La experiencia de haber convivido con el Señor antes de su pasión, pero sobre todo de haberlo visto resucitado, y la fe compartida es lo que está en el origen de la Iglesia. Los mismos que en la pasión habían abandonado a Jesús y se habían escondido y dispersado por miedo, se reúnen de nuevo. La Resurrección de Cristo, además de recuperar a los discípulos para la fe, supuso la reconstrucción del grupo como comunidad de los creyentes. La fe compartida por aquellos que se habían encontrado con el Resucitado es el vínculo que les unía, que convirtió a los seguidores de Jesús en comunidad de creyentes. Entre ellos habría diferencias, como en todo grupo humano, pero en la comunidad nacida de la Pascua, la fe que los une es tan fuerte y fundamental que convierte las diferencias en algo secundario e impide que lleguen a divisiones. Esto debería ser también lo normal en la vida de la Iglesia: que para los cristianos la fe fuera tan importante que las diferencias legítimas que pueda haber entre nosotros, nunca tengan fuerza para dividirnos. Si ocurre esto nos tendremos que preguntar si no estaremos convirtiendo lo que es secundario en algo fundamental y lo que debería ser fundamental lo rebajamos a algo marginal.

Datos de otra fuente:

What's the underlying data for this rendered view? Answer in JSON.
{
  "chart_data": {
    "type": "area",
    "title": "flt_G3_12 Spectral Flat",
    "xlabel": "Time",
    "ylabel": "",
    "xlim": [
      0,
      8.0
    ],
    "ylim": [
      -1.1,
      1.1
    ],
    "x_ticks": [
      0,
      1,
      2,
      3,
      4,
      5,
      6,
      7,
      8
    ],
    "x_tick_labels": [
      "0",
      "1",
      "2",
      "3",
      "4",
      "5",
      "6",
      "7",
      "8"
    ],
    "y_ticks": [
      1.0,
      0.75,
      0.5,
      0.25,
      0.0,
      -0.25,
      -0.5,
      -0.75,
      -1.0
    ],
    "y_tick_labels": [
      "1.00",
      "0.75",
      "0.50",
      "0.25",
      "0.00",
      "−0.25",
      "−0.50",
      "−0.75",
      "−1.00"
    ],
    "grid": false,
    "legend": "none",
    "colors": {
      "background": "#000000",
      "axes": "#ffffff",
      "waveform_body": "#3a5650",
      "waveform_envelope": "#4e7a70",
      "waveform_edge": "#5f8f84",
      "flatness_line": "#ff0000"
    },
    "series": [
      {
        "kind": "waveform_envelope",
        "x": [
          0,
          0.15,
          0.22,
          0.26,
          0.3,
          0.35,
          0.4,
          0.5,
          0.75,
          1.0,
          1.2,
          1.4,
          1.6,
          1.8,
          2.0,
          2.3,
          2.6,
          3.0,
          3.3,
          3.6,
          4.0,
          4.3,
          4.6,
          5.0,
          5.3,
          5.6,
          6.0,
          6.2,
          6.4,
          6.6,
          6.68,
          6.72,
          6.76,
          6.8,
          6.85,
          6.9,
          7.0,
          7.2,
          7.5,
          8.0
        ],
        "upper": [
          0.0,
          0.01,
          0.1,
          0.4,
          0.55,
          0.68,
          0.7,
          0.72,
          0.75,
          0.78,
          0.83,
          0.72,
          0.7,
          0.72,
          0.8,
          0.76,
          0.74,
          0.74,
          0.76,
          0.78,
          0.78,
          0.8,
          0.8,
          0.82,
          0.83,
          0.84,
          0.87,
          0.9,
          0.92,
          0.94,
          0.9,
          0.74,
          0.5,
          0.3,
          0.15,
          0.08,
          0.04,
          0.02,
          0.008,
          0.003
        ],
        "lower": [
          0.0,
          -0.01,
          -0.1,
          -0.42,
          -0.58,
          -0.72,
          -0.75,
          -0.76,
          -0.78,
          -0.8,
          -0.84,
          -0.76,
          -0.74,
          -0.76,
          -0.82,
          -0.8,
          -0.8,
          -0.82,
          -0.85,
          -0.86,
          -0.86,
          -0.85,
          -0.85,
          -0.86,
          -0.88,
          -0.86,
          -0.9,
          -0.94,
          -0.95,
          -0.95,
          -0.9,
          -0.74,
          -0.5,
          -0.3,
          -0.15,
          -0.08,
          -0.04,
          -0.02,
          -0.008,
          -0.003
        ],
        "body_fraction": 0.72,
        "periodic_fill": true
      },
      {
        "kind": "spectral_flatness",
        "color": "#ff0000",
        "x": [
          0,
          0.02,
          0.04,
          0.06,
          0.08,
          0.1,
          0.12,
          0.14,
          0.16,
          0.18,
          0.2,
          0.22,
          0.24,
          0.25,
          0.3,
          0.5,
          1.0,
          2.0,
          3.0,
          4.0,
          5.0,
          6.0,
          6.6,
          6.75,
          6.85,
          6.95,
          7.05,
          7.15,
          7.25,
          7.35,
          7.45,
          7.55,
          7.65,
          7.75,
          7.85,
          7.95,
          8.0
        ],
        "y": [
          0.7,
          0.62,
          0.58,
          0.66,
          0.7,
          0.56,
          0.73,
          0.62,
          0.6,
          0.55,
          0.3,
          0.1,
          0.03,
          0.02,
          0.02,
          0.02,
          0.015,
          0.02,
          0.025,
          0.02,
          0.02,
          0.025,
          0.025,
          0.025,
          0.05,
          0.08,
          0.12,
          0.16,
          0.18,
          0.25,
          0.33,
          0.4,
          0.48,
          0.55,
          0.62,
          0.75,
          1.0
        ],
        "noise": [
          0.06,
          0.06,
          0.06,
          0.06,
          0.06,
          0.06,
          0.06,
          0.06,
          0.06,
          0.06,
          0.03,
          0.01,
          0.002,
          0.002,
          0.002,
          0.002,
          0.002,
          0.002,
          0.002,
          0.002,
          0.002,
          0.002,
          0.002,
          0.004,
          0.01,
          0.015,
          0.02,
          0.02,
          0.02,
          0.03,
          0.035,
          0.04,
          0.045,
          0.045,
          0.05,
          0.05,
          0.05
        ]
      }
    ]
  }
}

La fe compartida lleva a una misma misión. Desde el primer momento, la vivencia de esa misión con autenticidad, con convicción y sin miedo a sufrir por ella (nunca a hacer sufrir a los demás) es lo que caracteriza la Iglesia nacida de la Pascua. La fe se tiene para anunciarla, y una fe que no es anunciada y testificada acaba muriendo. Un elemento constante en los relatos de las apariciones es que desembocan de lleno en la misión, la cual tiene un carácter personal: María Magdalena y las mujeres que con ella fueron al sepulcro y son las primeras en ver al Señor, fueron enviadas a comunicar la noticia a los discípulos. En un segundo momento la misión adquiere una dimensión universal: el Señor, con el poder que le ha sido dado, envía a los apóstoles a todo el mundo a anunciar la buena noticia de la salvación para los que crean en Él. Cuando la Iglesia, en obediencia al Señor, cumple su mandato, está viviendo la Pascua.

La celebración de la Pascua de este año está marcada por la situación que estamos viviendo. De hecho, muchas celebraciones que habitualmente tenemos durante este tiempo, como las primeras comuniones o la administración del sacramento de la Confirmación, van a tener que aplazarse para otro momento. Que esto no mate nuestra fe y testimonio, sino que los fortalezca.